Home, I’m Darling

2 August 2018

Home, I’m Darling ( a play by Laura Wade)

The National Theatre

reviewed by Adam McCormack

Star rating: ****

04Nostalgia is not what it used to be.  Johnny and Judy seem the ideal of domestic bliss and can’t stop telling each other how perfect their lives are.  Judy is a model housewife, keeping a spotless kitchen in a house with a carefully chosen décor and all the trappings of a post-war aspirational household.  Johnny is a hard-working estate agent and is hoping for a promotion.  What could possibly be wrong with this almost too idealised version of a 1950’s lifestyle.  The problem is  – it is not the 1950s.  It is 2018 and Johnny and Judy have chosen to live this way.  Beneath the surface lie the reasons why and soon they have to confront whether the pressures of modern society can allow them to continue.

Judy was a successful businesswoman (earning more than Johnny) who took the opportunity of redundancy to escape the pressures of working life.  With Johnny’s sales figures looking encouraging they decided to indulge their passion for the 1950’s by transforming their house, and adopting a lifestyle, where she cooks, cleans and entertains, while he works to provide.  This is a lifestyle that they revere due to their passion for all things “50s” and holidays at themed music festivals.  The problems with the arrangement develop as Johnny’s income fails to meet their needs and the bank threatens to repossess.  Johnny’s new boss, Alex (very much a career oriented woman of today), sees his adoption of a dated dress style as inhibiting his sales figures, and is giving the promotion to someone younger and less experienced.  The contrast between Judy and Alex is stark; Judy is all blouses, full skirts and cooking, while Alex has non-stop productive energy and is clad in shirt and trousers.  This contrast is also having an impact on Johnny – who is starting to have feelings for Alex.

The situation develops with the interaction of Johnny and Judy with their best friends Marcus and Fran who, while they too love a weekend at a 1950’s music festival, have not chosen the lifestyle.  The issues are further explored by the interventions of Jenny’s disapproving mother, Sylvia, a woman whose own troubled marriage and issues with domesticity make it difficult for her to have sympathy with Judy’s choices.

Katherine Parkinson is superb as Judy, making us fully appreciate why someone would want to step away from the pressures on a modern woman, yet ultimately have the determination to do all she can to preserve her marriage and her home.  Richard Harrington is the ideal counterpart, as Johnny, a man who is keen to keep everyone happy, yet can’t escape the attractions of the life that they are avoiding and the frustrations of the one they have chosen.  The set is a perfect depiction of a stylized 1950’s house and the set changes occur via choreographed 1950’s dance moves, all of which adds to the effect.
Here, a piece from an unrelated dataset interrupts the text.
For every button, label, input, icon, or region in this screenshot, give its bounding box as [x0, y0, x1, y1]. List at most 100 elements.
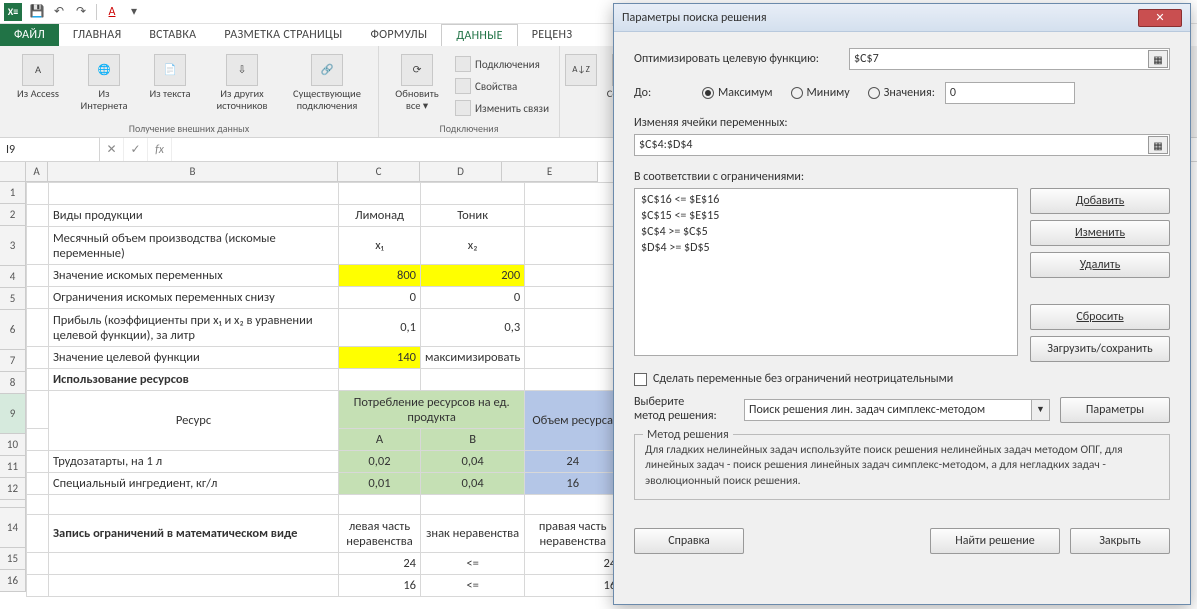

While we all may look back at previous eras as time when life was less complicated and ultimately happier, Laura Wade’s play is a perfect examination of how such a rose-tinted view is distinctly cloudy.  Our attitudes to work and domesticity have come a long way in the last 60 years and much of this progress has been very positive.  This play has an ultimately uplifting message which, by stopping short of becoming too dark, is conveyed with charm and intelligence.